BRIEF DESCRIPTION OF THE DRAWINGS FIG. 1 is a schematic configuration diagram showing an embodiment of the device of the present invention, FIG. 2 is a flow chart for explaining the operation of the main microprocessor shown in FIG. 1, and FIG. FIG. 4 is a diagram showing another example of the data input means in FIG. 4, and FIG. 4 is a diagram for explaining the effect of the embodiment of the device of the present invention. 10 ... Main microprocessor, 11 ... Bus line,
12 ... Peripheral circuit, 13 ... Main memory, 14 ... Slave microprocessor, 15 ... Operation key, 16 ... Display unit,
17 ... Memory, 18 ... Clock line, 19 ... Serial interface bidirectional signal line, 20 ... Control line, 2
2 ... Non-volatile memory, 31 ... Interface circuit, 32 ... Mechanical switch.

Claims (5)

[Claims] 1. A main microprocessor having a first memory for storing a first peripheral element and a calculation control program, and a second peripheral element such as an operating section and a display section and a data setting changing program. A slave microprocessor having a second memory is connected by a connection line that controls the interface, and a non-volatile memory that stores constant data and function data is connected to the connection line. Constant data and function data of the non-volatile memory are read through the connection line based on a control program, and arithmetic control is executed using these data, and the sub-microprocessor is a predetermined signal from the operation unit. Is received, the preset constant data of the non-volatile memory is set based on the data setting change program. Setting data display control means for displaying preset function data on the display unit, and changing the display data displayed on the display unit based on constant data and function data to be changed from the operation unit, And a setting data changing unit for setting in the non-volatile memory. 2. The microprocessor device according to claim 1, wherein the connection line is an interface connection line including a clock line, an interface bidirectional signal line, a control line and a handshake line. 3. The connecting line comprises a first peripheral element and a first peripheral element.
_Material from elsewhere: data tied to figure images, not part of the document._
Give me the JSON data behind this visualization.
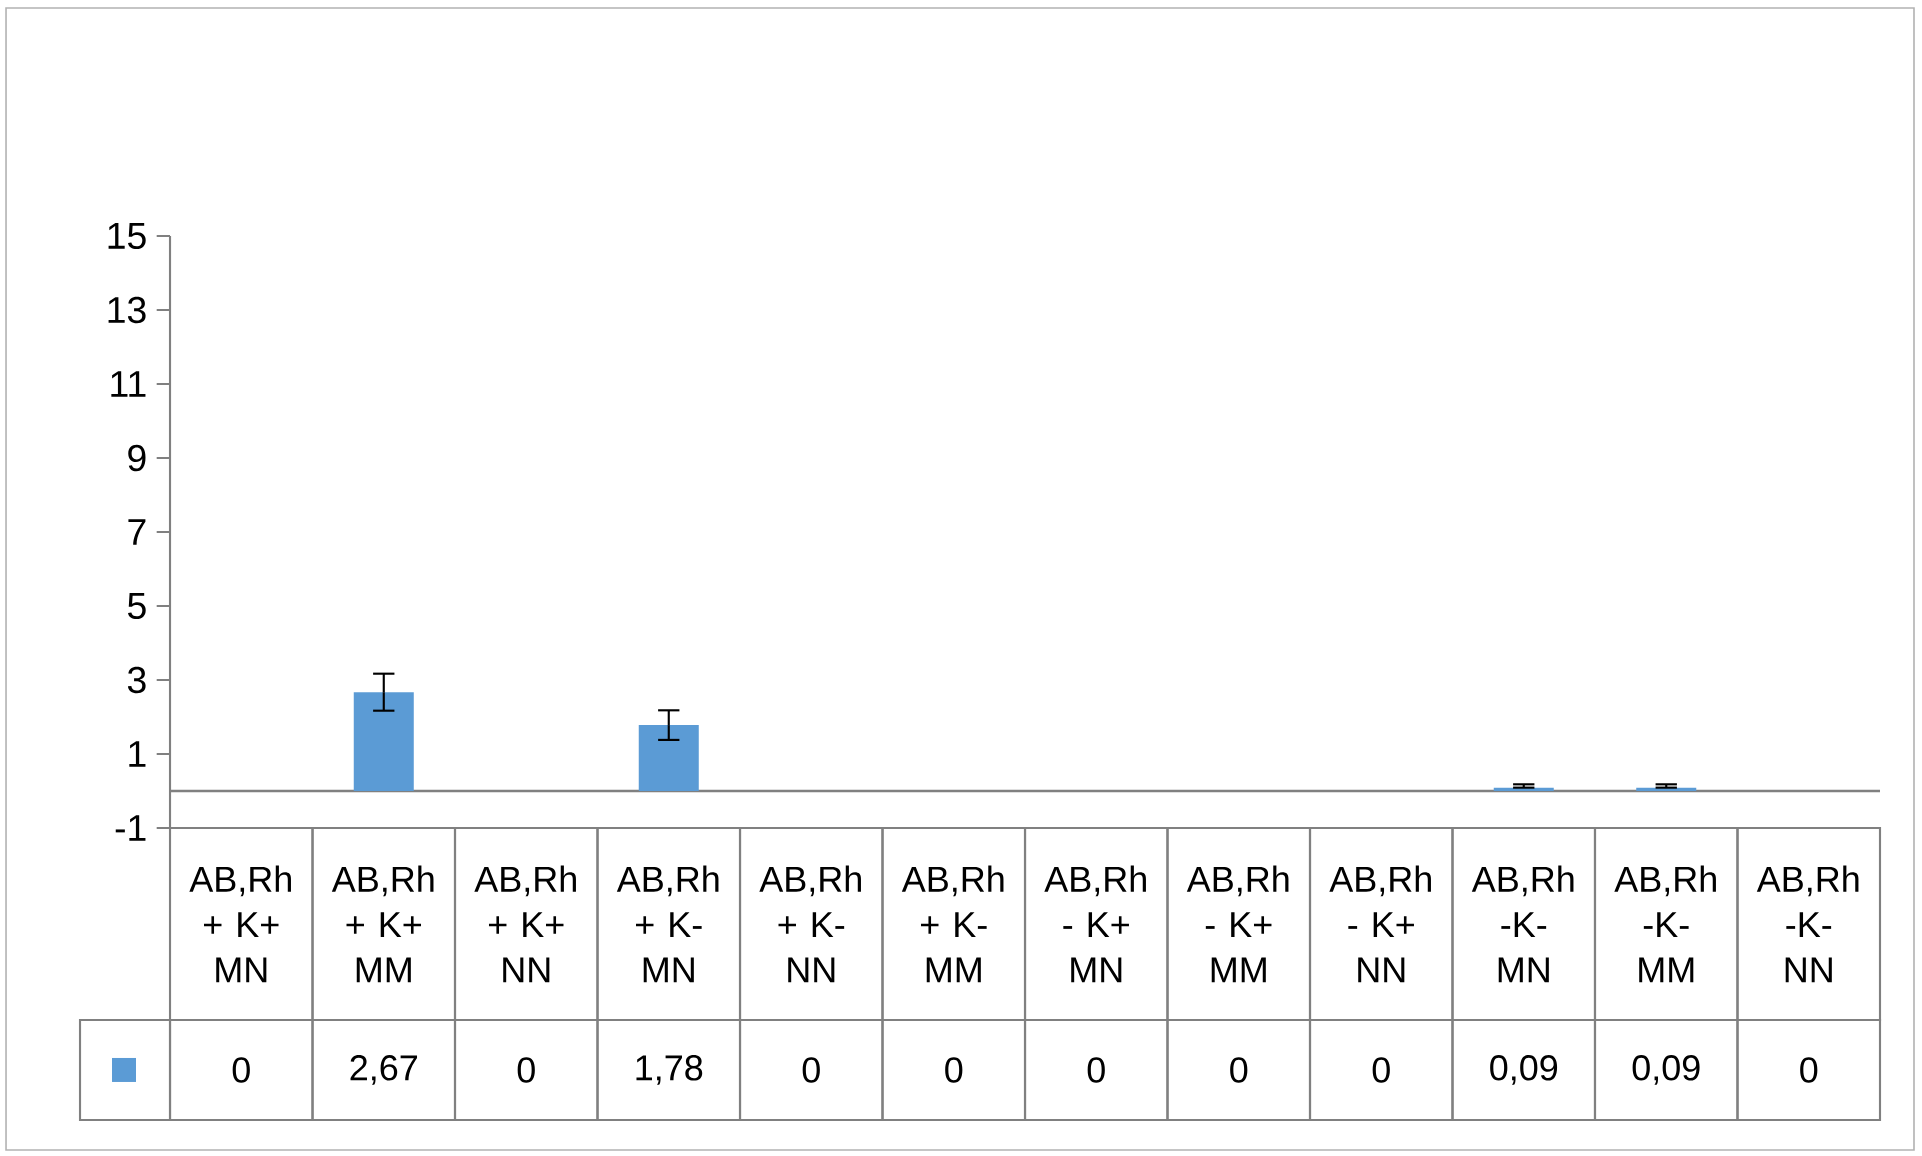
{
  "chart_data": {
    "type": "bar",
    "categories": [
      "AB,Rh + K+ MN",
      "AB,Rh + K+ MM",
      "AB,Rh + K+ NN",
      "AB,Rh + K- MN",
      "AB,Rh + K- NN",
      "AB,Rh + K- MM",
      "AB,Rh - K+ MN",
      "AB,Rh - K+ MM",
      "AB,Rh - K+ NN",
      "AB,Rh -K- MN",
      "AB,Rh -K- MM",
      "AB,Rh -K- NN"
    ],
    "values": [
      0,
      2.67,
      0,
      1.78,
      0,
      0,
      0,
      0,
      0,
      0.09,
      0.09,
      0
    ],
    "errors": [
      null,
      0.5,
      null,
      0.4,
      null,
      null,
      null,
      null,
      null,
      [
        0.09,
        0.18
      ],
      [
        0.09,
        0.18
      ],
      null
    ],
    "value_labels": [
      "0",
      "2,67",
      "0",
      "1,78",
      "0",
      "0",
      "0",
      "0",
      "0",
      "0,09",
      "0,09",
      "0"
    ],
    "color": "#5b9bd5",
    "ylim": [
      -1,
      15
    ],
    "yticks": [
      -1,
      1,
      3,
      5,
      7,
      9,
      11,
      13,
      15
    ]
  }
}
2. The microprocessor device according to claim 1, which is different from the line to which the memory is connected. 4. The connecting means for connecting the connecting line between the two microprocessors is connected by a connector so that the main microprocessor and the slave microprocessor can be separated from each other. Microprocessor device. 5. When the main microprocessor and the slave microprocessor are connected by a connector, a mechanical switch is connected instead of the non-volatile memory and the slave microprocessor or in the state of being connected. 5. The microprocessor device according to claim 4 above.